Novum Organum
Explorations in Interactive & Immersive Media
This page documents ongoing creative and technical work exploring the application of new tools in the context of interactive and immersive media.
As a starting point, I take work begun during Graduate Audio Production at the University of Colorado, Denver. A portion of that course was devoted to creating what we might call amorphous audio corpora. For instance, a session would be spent recording 20 or so minutes of drums, and another would be spent recording 20 or so minutes of synthesizers. No explicit attention was paid to how these sessions would relate, say, rhythmically or tonally. Then the challenge was to produce a consolidated piece of music out of the disparate results.
To “make sense” of the different audio corpora, I turned to machine learning tools I acquired from a summer course at Stanford’s Center for Computer Research in Music and Acoustics. Specifically, I employed tools from the Fluid Corpus Manipulation (or FluCoMa for short) library of objects developed by a multi-university team of researchers.
In my case, I built what might be called a Novelty Slicer-Looper. This device (which can be downloaded here) scrubs through a corpus of audio and delineates novel sections and then loops those sections at a desired rate to create zones of musical stability.
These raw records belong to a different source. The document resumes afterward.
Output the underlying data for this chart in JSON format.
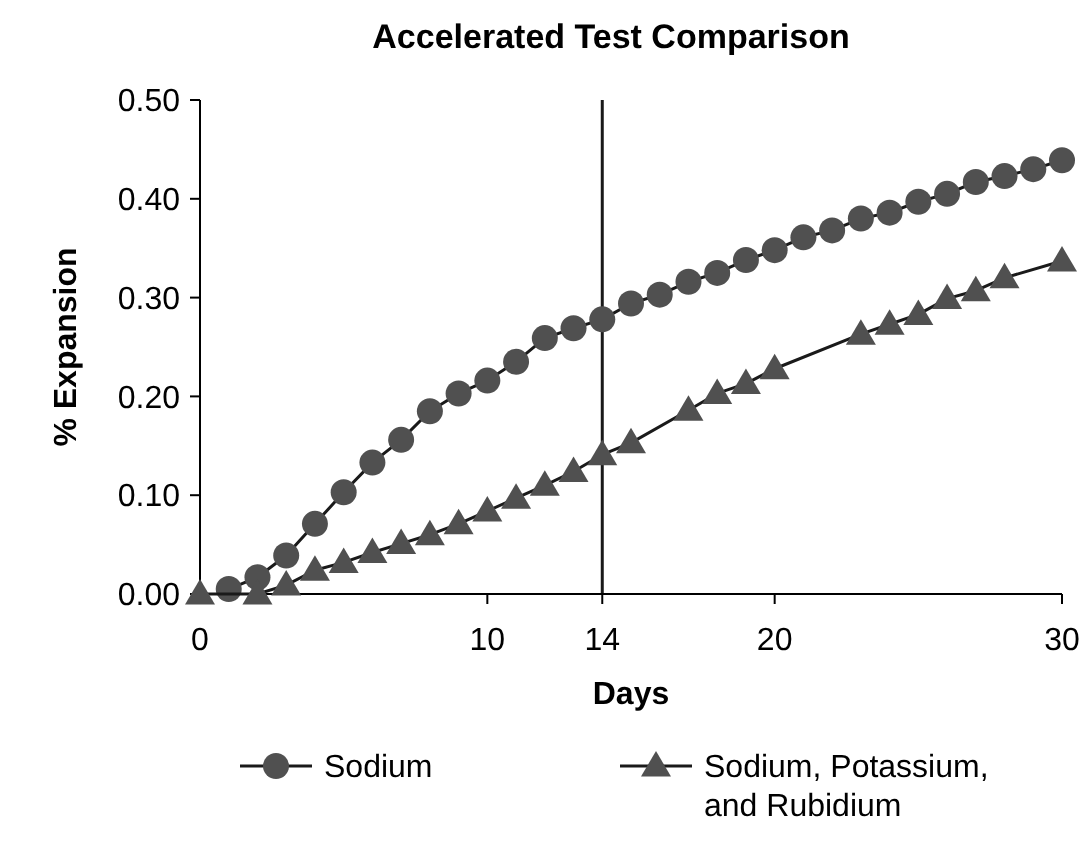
{
  "chart_data": {
    "type": "line",
    "title": "Accelerated Test Comparison",
    "xlabel": "Days",
    "ylabel": "% Expansion",
    "xlim": [
      0,
      30
    ],
    "xticks": [
      0,
      10,
      14,
      20,
      30
    ],
    "ylim": [
      0,
      0.5
    ],
    "yticks": [
      {
        "value": 0,
        "label": "0.00"
      },
      {
        "value": 0.1,
        "label": "0.10"
      },
      {
        "value": 0.2,
        "label": "0.20"
      },
      {
        "value": 0.3,
        "label": "0.30"
      },
      {
        "value": 0.4,
        "label": "0.40"
      },
      {
        "value": 0.5,
        "label": "0.50"
      }
    ],
    "grid": false,
    "legend": "bottom",
    "line_style": "solid",
    "ref_lines": [
      {
        "axis": "x",
        "value": 14,
        "color": "#1a1a1a"
      }
    ],
    "series": [
      {
        "name": "Sodium",
        "color": "#505050",
        "marker": "circle",
        "x": [
          1,
          2,
          3,
          4,
          5,
          6,
          7,
          8,
          9,
          10,
          11,
          12,
          13,
          14,
          15,
          16,
          17,
          18,
          19,
          20,
          21,
          22,
          23,
          24,
          25,
          26,
          27,
          28,
          29,
          30
        ],
        "values": [
          0.005,
          0.017,
          0.039,
          0.071,
          0.103,
          0.133,
          0.156,
          0.185,
          0.203,
          0.216,
          0.235,
          0.259,
          0.269,
          0.278,
          0.294,
          0.303,
          0.316,
          0.325,
          0.338,
          0.348,
          0.361,
          0.368,
          0.38,
          0.386,
          0.397,
          0.405,
          0.417,
          0.423,
          0.43,
          0.439
        ]
      },
      {
        "name": "Sodium, Potassium, and Rubidium",
        "color": "#505050",
        "marker": "triangle",
        "x": [
          0,
          2,
          3,
          4,
          5,
          6,
          7,
          8,
          9,
          10,
          11,
          12,
          13,
          14,
          15,
          17,
          18,
          19,
          20,
          23,
          24,
          25,
          26,
          27,
          28,
          30
        ],
        "values": [
          0,
          0,
          0.009,
          0.024,
          0.032,
          0.042,
          0.051,
          0.06,
          0.071,
          0.084,
          0.097,
          0.11,
          0.124,
          0.141,
          0.153,
          0.186,
          0.203,
          0.213,
          0.228,
          0.263,
          0.273,
          0.283,
          0.299,
          0.307,
          0.32,
          0.337
        ]
      }
    ]
  }
}
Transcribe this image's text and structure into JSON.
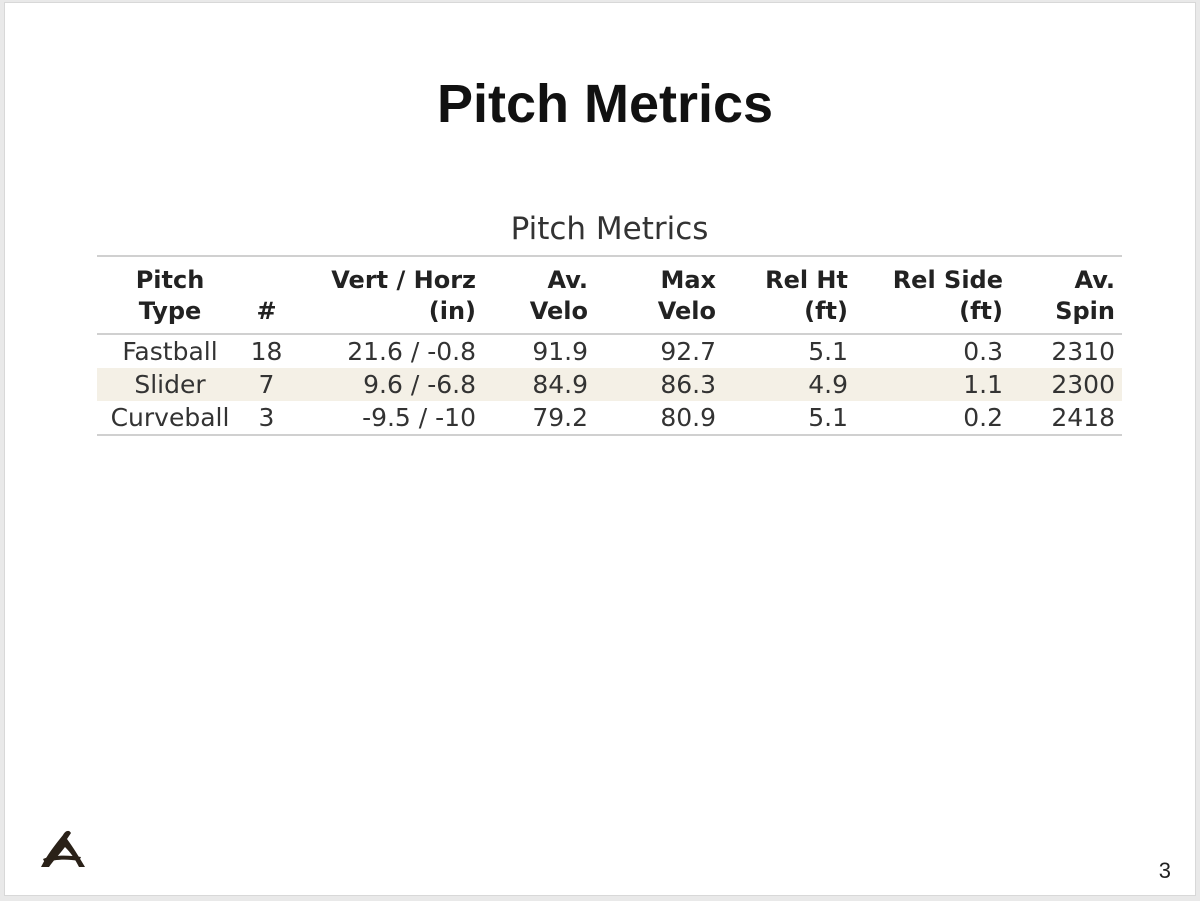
{
  "slide": {
    "title": "Pitch Metrics",
    "page_number": "3"
  },
  "table": {
    "caption": "Pitch Metrics",
    "header": [
      [
        "Pitch",
        "Type"
      ],
      [
        "#"
      ],
      [
        "Vert / Horz",
        "(in)"
      ],
      [
        "Av.",
        "Velo"
      ],
      [
        "Max",
        "Velo"
      ],
      [
        "Rel Ht",
        "(ft)"
      ],
      [
        "Rel Side",
        "(ft)"
      ],
      [
        "Av.",
        "Spin"
      ]
    ],
    "rows": [
      [
        "Fastball",
        18,
        "21.6 / -0.8",
        91.9,
        92.7,
        5.1,
        0.3,
        2310
      ],
      [
        "Slider",
        7,
        "9.6 / -6.8",
        84.9,
        86.3,
        4.9,
        1.1,
        2300
      ],
      [
        "Curveball",
        3,
        "-9.5 / -10",
        79.2,
        80.9,
        5.1,
        0.2,
        2418
      ]
    ]
  }
}
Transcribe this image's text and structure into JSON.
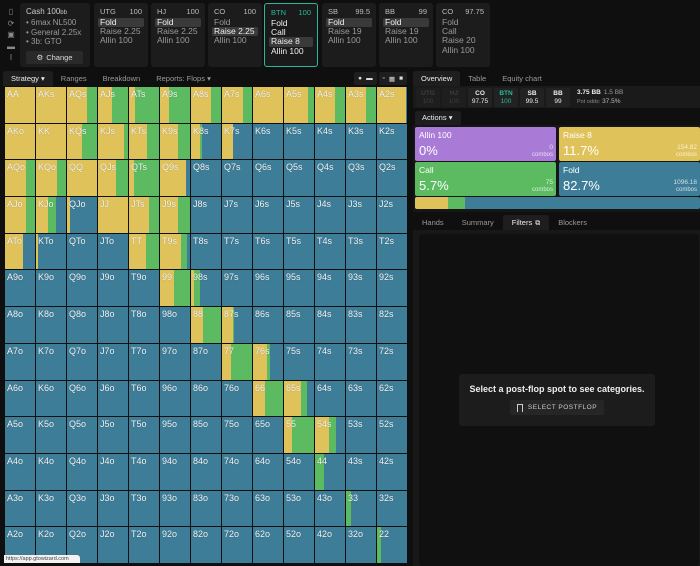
{
  "sidebar_icons": [
    "bookmark-icon",
    "power-icon",
    "save-icon",
    "gamepad-icon",
    "text-cursor-icon"
  ],
  "cash": {
    "title": "Cash",
    "stack": "100",
    "stack_unit": "bb",
    "lines": [
      "• 6max NL500",
      "• General 2.25x",
      "• 3b: GTO"
    ],
    "change_label": "Change"
  },
  "positions": [
    {
      "name": "UTG",
      "stack": "100",
      "actions": [
        "Fold",
        "Raise 2.25",
        "Allin 100"
      ],
      "selected": 0,
      "active": false
    },
    {
      "name": "HJ",
      "stack": "100",
      "actions": [
        "Fold",
        "Raise 2.25",
        "Allin 100"
      ],
      "selected": 0,
      "active": false
    },
    {
      "name": "CO",
      "stack": "100",
      "actions": [
        "Fold",
        "Raise 2.25",
        "Allin 100"
      ],
      "selected": 1,
      "active": false
    },
    {
      "name": "BTN",
      "stack": "100",
      "actions": [
        "Fold",
        "Call",
        "Raise 8",
        "Allin 100"
      ],
      "selected": 2,
      "active": true
    },
    {
      "name": "SB",
      "stack": "99.5",
      "actions": [
        "Fold",
        "Raise 19",
        "Allin 100"
      ],
      "selected": 0,
      "active": false
    },
    {
      "name": "BB",
      "stack": "99",
      "actions": [
        "Fold",
        "Raise 19",
        "Allin 100"
      ],
      "selected": 0,
      "active": false
    },
    {
      "name": "CO",
      "stack": "97.75",
      "actions": [
        "Fold",
        "Call",
        "Raise 20",
        "Allin 100"
      ],
      "selected": -1,
      "active": false
    }
  ],
  "left_tabs": [
    {
      "label": "Strategy",
      "dropdown": true,
      "active": true
    },
    {
      "label": "Ranges",
      "dropdown": false,
      "active": false
    },
    {
      "label": "Breakdown",
      "dropdown": false,
      "active": false
    },
    {
      "label": "Reports: Flops",
      "dropdown": true,
      "active": false
    }
  ],
  "view_icons": [
    "globe-icon",
    "table-icon",
    "grid-small-icon",
    "grid-medium-icon",
    "grid-large-icon"
  ],
  "colors": {
    "raise": "#e0c25a",
    "call": "#5cba61",
    "fold": "#3d7d98",
    "allin": "#a97bd6",
    "accent": "#2bb89a"
  },
  "hand_grid": {
    "labels": [
      [
        "AA",
        "AKs",
        "AQs",
        "AJs",
        "ATs",
        "A9s",
        "A8s",
        "A7s",
        "A6s",
        "A5s",
        "A4s",
        "A3s",
        "A2s"
      ],
      [
        "AKo",
        "KK",
        "KQs",
        "KJs",
        "KTs",
        "K9s",
        "K8s",
        "K7s",
        "K6s",
        "K5s",
        "K4s",
        "K3s",
        "K2s"
      ],
      [
        "AQo",
        "KQo",
        "QQ",
        "QJs",
        "QTs",
        "Q9s",
        "Q8s",
        "Q7s",
        "Q6s",
        "Q5s",
        "Q4s",
        "Q3s",
        "Q2s"
      ],
      [
        "AJo",
        "KJo",
        "QJo",
        "JJ",
        "JTs",
        "J9s",
        "J8s",
        "J7s",
        "J6s",
        "J5s",
        "J4s",
        "J3s",
        "J2s"
      ],
      [
        "ATo",
        "KTo",
        "QTo",
        "JTo",
        "TT",
        "T9s",
        "T8s",
        "T7s",
        "T6s",
        "T5s",
        "T4s",
        "T3s",
        "T2s"
      ],
      [
        "A9o",
        "K9o",
        "Q9o",
        "J9o",
        "T9o",
        "99",
        "98s",
        "97s",
        "96s",
        "95s",
        "94s",
        "93s",
        "92s"
      ],
      [
        "A8o",
        "K8o",
        "Q8o",
        "J8o",
        "T8o",
        "98o",
        "88",
        "87s",
        "86s",
        "85s",
        "84s",
        "83s",
        "82s"
      ],
      [
        "A7o",
        "K7o",
        "Q7o",
        "J7o",
        "T7o",
        "97o",
        "87o",
        "77",
        "76s",
        "75s",
        "74s",
        "73s",
        "72s"
      ],
      [
        "A6o",
        "K6o",
        "Q6o",
        "J6o",
        "T6o",
        "96o",
        "86o",
        "76o",
        "66",
        "65s",
        "64s",
        "63s",
        "62s"
      ],
      [
        "A5o",
        "K5o",
        "Q5o",
        "J5o",
        "T5o",
        "95o",
        "85o",
        "75o",
        "65o",
        "55",
        "54s",
        "53s",
        "52s"
      ],
      [
        "A4o",
        "K4o",
        "Q4o",
        "J4o",
        "T4o",
        "94o",
        "84o",
        "74o",
        "64o",
        "54o",
        "44",
        "43s",
        "42s"
      ],
      [
        "A3o",
        "K3o",
        "Q3o",
        "J3o",
        "T3o",
        "93o",
        "83o",
        "73o",
        "63o",
        "53o",
        "43o",
        "33",
        "32s"
      ],
      [
        "A2o",
        "K2o",
        "Q2o",
        "J2o",
        "T2o",
        "92o",
        "82o",
        "72o",
        "62o",
        "52o",
        "42o",
        "32o",
        "22"
      ]
    ],
    "strategy_raise_call_fold": [
      [
        [
          1,
          0,
          0
        ],
        [
          1,
          0,
          0
        ],
        [
          0.65,
          0.35,
          0
        ],
        [
          0.45,
          0.55,
          0
        ],
        [
          0.2,
          0.8,
          0
        ],
        [
          0.3,
          0.7,
          0
        ],
        [
          0.65,
          0.35,
          0
        ],
        [
          0.7,
          0.3,
          0
        ],
        [
          1,
          0,
          0
        ],
        [
          0.8,
          0.2,
          0
        ],
        [
          0.65,
          0.35,
          0
        ],
        [
          0.65,
          0.35,
          0
        ],
        [
          0.95,
          0,
          0.05
        ]
      ],
      [
        [
          1,
          0,
          0
        ],
        [
          1,
          0,
          0
        ],
        [
          0.5,
          0.5,
          0
        ],
        [
          0.85,
          0.15,
          0
        ],
        [
          0.6,
          0.4,
          0
        ],
        [
          0.6,
          0.4,
          0
        ],
        [
          0.3,
          0.07,
          0.63
        ],
        [
          0.35,
          0,
          0.65
        ],
        [
          0,
          0,
          1
        ],
        [
          0,
          0,
          1
        ],
        [
          0,
          0,
          1
        ],
        [
          0,
          0,
          1
        ],
        [
          0,
          0,
          1
        ]
      ],
      [
        [
          0.7,
          0.3,
          0
        ],
        [
          0.7,
          0.3,
          0
        ],
        [
          1,
          0,
          0
        ],
        [
          0.6,
          0.4,
          0
        ],
        [
          0.15,
          0.85,
          0
        ],
        [
          0.85,
          0,
          0.15
        ],
        [
          0,
          0,
          1
        ],
        [
          0,
          0,
          1
        ],
        [
          0,
          0,
          1
        ],
        [
          0,
          0,
          1
        ],
        [
          0,
          0,
          1
        ],
        [
          0,
          0,
          1
        ],
        [
          0,
          0,
          1
        ]
      ],
      [
        [
          0.7,
          0.3,
          0
        ],
        [
          0.4,
          0.25,
          0.35
        ],
        [
          0.1,
          0,
          0.9
        ],
        [
          1,
          0,
          0
        ],
        [
          0.65,
          0.35,
          0
        ],
        [
          0.6,
          0.4,
          0
        ],
        [
          0,
          0,
          1
        ],
        [
          0,
          0,
          1
        ],
        [
          0,
          0,
          1
        ],
        [
          0,
          0,
          1
        ],
        [
          0,
          0,
          1
        ],
        [
          0,
          0,
          1
        ],
        [
          0,
          0,
          1
        ]
      ],
      [
        [
          0.6,
          0,
          0.4
        ],
        [
          0.05,
          0,
          0.95
        ],
        [
          0,
          0,
          1
        ],
        [
          0,
          0,
          1
        ],
        [
          0.55,
          0.45,
          0
        ],
        [
          0.7,
          0.2,
          0.1
        ],
        [
          0,
          0,
          1
        ],
        [
          0,
          0,
          1
        ],
        [
          0,
          0,
          1
        ],
        [
          0,
          0,
          1
        ],
        [
          0,
          0,
          1
        ],
        [
          0,
          0,
          1
        ],
        [
          0,
          0,
          1
        ]
      ],
      [
        [
          0,
          0,
          1
        ],
        [
          0,
          0,
          1
        ],
        [
          0,
          0,
          1
        ],
        [
          0,
          0,
          1
        ],
        [
          0,
          0,
          1
        ],
        [
          0.45,
          0.55,
          0
        ],
        [
          0.1,
          0.2,
          0.7
        ],
        [
          0,
          0,
          1
        ],
        [
          0,
          0,
          1
        ],
        [
          0,
          0,
          1
        ],
        [
          0,
          0,
          1
        ],
        [
          0,
          0,
          1
        ],
        [
          0,
          0,
          1
        ]
      ],
      [
        [
          0,
          0,
          1
        ],
        [
          0,
          0,
          1
        ],
        [
          0,
          0,
          1
        ],
        [
          0,
          0,
          1
        ],
        [
          0,
          0,
          1
        ],
        [
          0,
          0,
          1
        ],
        [
          0.4,
          0.6,
          0
        ],
        [
          0.35,
          0.05,
          0.6
        ],
        [
          0,
          0,
          1
        ],
        [
          0,
          0,
          1
        ],
        [
          0,
          0,
          1
        ],
        [
          0,
          0,
          1
        ],
        [
          0,
          0,
          1
        ]
      ],
      [
        [
          0,
          0,
          1
        ],
        [
          0,
          0,
          1
        ],
        [
          0,
          0,
          1
        ],
        [
          0,
          0,
          1
        ],
        [
          0,
          0,
          1
        ],
        [
          0,
          0,
          1
        ],
        [
          0,
          0,
          1
        ],
        [
          0.3,
          0.7,
          0
        ],
        [
          0.45,
          0.1,
          0.45
        ],
        [
          0,
          0,
          1
        ],
        [
          0,
          0,
          1
        ],
        [
          0,
          0,
          1
        ],
        [
          0,
          0,
          1
        ]
      ],
      [
        [
          0,
          0,
          1
        ],
        [
          0,
          0,
          1
        ],
        [
          0,
          0,
          1
        ],
        [
          0,
          0,
          1
        ],
        [
          0,
          0,
          1
        ],
        [
          0,
          0,
          1
        ],
        [
          0,
          0,
          1
        ],
        [
          0,
          0,
          1
        ],
        [
          0.4,
          0.6,
          0
        ],
        [
          0.55,
          0.2,
          0.25
        ],
        [
          0,
          0,
          1
        ],
        [
          0,
          0,
          1
        ],
        [
          0,
          0,
          1
        ]
      ],
      [
        [
          0,
          0,
          1
        ],
        [
          0,
          0,
          1
        ],
        [
          0,
          0,
          1
        ],
        [
          0,
          0,
          1
        ],
        [
          0,
          0,
          1
        ],
        [
          0,
          0,
          1
        ],
        [
          0,
          0,
          1
        ],
        [
          0,
          0,
          1
        ],
        [
          0,
          0,
          1
        ],
        [
          0.25,
          0.75,
          0
        ],
        [
          0.45,
          0.25,
          0.3
        ],
        [
          0,
          0,
          1
        ],
        [
          0,
          0,
          1
        ]
      ],
      [
        [
          0,
          0,
          1
        ],
        [
          0,
          0,
          1
        ],
        [
          0,
          0,
          1
        ],
        [
          0,
          0,
          1
        ],
        [
          0,
          0,
          1
        ],
        [
          0,
          0,
          1
        ],
        [
          0,
          0,
          1
        ],
        [
          0,
          0,
          1
        ],
        [
          0,
          0,
          1
        ],
        [
          0,
          0,
          1
        ],
        [
          0,
          0.3,
          0.7
        ],
        [
          0,
          0,
          1
        ],
        [
          0,
          0,
          1
        ]
      ],
      [
        [
          0,
          0,
          1
        ],
        [
          0,
          0,
          1
        ],
        [
          0,
          0,
          1
        ],
        [
          0,
          0,
          1
        ],
        [
          0,
          0,
          1
        ],
        [
          0,
          0,
          1
        ],
        [
          0,
          0,
          1
        ],
        [
          0,
          0,
          1
        ],
        [
          0,
          0,
          1
        ],
        [
          0,
          0,
          1
        ],
        [
          0,
          0,
          1
        ],
        [
          0,
          0.15,
          0.85
        ],
        [
          0,
          0,
          1
        ]
      ],
      [
        [
          0,
          0,
          1
        ],
        [
          0,
          0,
          1
        ],
        [
          0,
          0,
          1
        ],
        [
          0,
          0,
          1
        ],
        [
          0,
          0,
          1
        ],
        [
          0,
          0,
          1
        ],
        [
          0,
          0,
          1
        ],
        [
          0,
          0,
          1
        ],
        [
          0,
          0,
          1
        ],
        [
          0,
          0,
          1
        ],
        [
          0,
          0,
          1
        ],
        [
          0,
          0,
          1
        ],
        [
          0,
          0.12,
          0.88
        ]
      ]
    ]
  },
  "url_hint": "https://app.gtowizard.com",
  "right_tabs": [
    {
      "label": "Overview",
      "active": true
    },
    {
      "label": "Table",
      "active": false
    },
    {
      "label": "Equity chart",
      "active": false
    }
  ],
  "seats": [
    {
      "name": "UTG",
      "stack": "100",
      "state": "dim"
    },
    {
      "name": "HJ",
      "stack": "100",
      "state": "dim"
    },
    {
      "name": "CO",
      "stack": "97.75",
      "state": "normal"
    },
    {
      "name": "BTN",
      "stack": "100",
      "state": "btn"
    },
    {
      "name": "SB",
      "stack": "99.5",
      "state": "normal"
    },
    {
      "name": "BB",
      "stack": "99",
      "state": "normal"
    }
  ],
  "pot": {
    "pot_bb": "3.75 BB",
    "to_call": "1.5 BB",
    "odds_label": "Pot odds:",
    "odds_value": "37.5%"
  },
  "actions_tab": "Actions",
  "actions": [
    {
      "name": "Allin 100",
      "pct": "0%",
      "combos": "0",
      "combos_label": "combos",
      "color_key": "allin"
    },
    {
      "name": "Raise 8",
      "pct": "11.7%",
      "combos": "154.82",
      "combos_label": "combos",
      "color_key": "raise"
    },
    {
      "name": "Call",
      "pct": "5.7%",
      "combos": "75",
      "combos_label": "combos",
      "color_key": "call"
    },
    {
      "name": "Fold",
      "pct": "82.7%",
      "combos": "1096.18",
      "combos_label": "combos",
      "color_key": "fold"
    }
  ],
  "frequency_bar": [
    {
      "key": "raise",
      "value": 11.7
    },
    {
      "key": "call",
      "value": 5.7
    },
    {
      "key": "fold",
      "value": 82.7
    }
  ],
  "bottom_tabs": [
    {
      "label": "Hands",
      "active": false
    },
    {
      "label": "Summary",
      "active": false
    },
    {
      "label": "Filters",
      "active": true,
      "icon": "filter-copy-icon"
    },
    {
      "label": "Blockers",
      "active": false
    }
  ],
  "postflop": {
    "message": "Select a post-flop spot to see categories.",
    "button_label": "SELECT POSTFLOP"
  }
}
Novelty can be assessed along different dimensions, such as loudness or spectral centroid. Perhaps the most holistic and compact is that of mel-frequency cepstral coefficients (MFCCs). One spectral frame of audio can be effectively characterized with as few as 19 numbers. (The technique has been deployed on-chip in cellphones to optimize voice transmission.)
An additional feature of the Novelty Slicer-Looper is that a threshold of novelty can be set. For my purposes, I set the threshold such that it would delineate 5 sections. I did this because I wanted to map those sections onto a traditional pop structure of Intro(I)-Verse(II)-Chorus(III)-Verse(II)-Chorus(III)-Bridge(IV)-Verse(II)-Chorus(III)-Outro(V). To achieve this remapping, I performed a statistical analysis of the different sections delineated by the Novelty Slicer-Looper. Since the loudest section of a pop song is usually the chorus, I mapped the loudest section of the Novelty Slicer-Looper accordingly, and so on for the rest of the sections. Finally, the result can be heard here:
As I turn to my thesis research, I have begun to consider how machine learning tools could aid in the reconstruction of acoustic environments. My thesis research is geared toward creating a more dynamically navigable form of ambisonic impulse response technology. Traditionally, impulse responses (be they stereophonic or ambisonic) are recorded from a static position. While ambisonics allow for angular movement, they still do not allow for any translational movement. To allow for translational movement requires a radical rethink of how impulse responses are recorded and processed. Without going into too much technical detail at this stage, an analogy can be drawn to the great strides made in 3D graphics and photogrammetry. Most tools that derive navigable 3D visual scenes from discretized data streams (such as a collection of photos) employ tools from machine learning, such as neural radiance fields and Gaussian splatting. Even the basic mathematical process of convolutional reverb, essentially a form of sliding multiplication, can potentially be replaced by machine learning processes such as non-negative matrix factorization cross-synthesis and audio feature transport.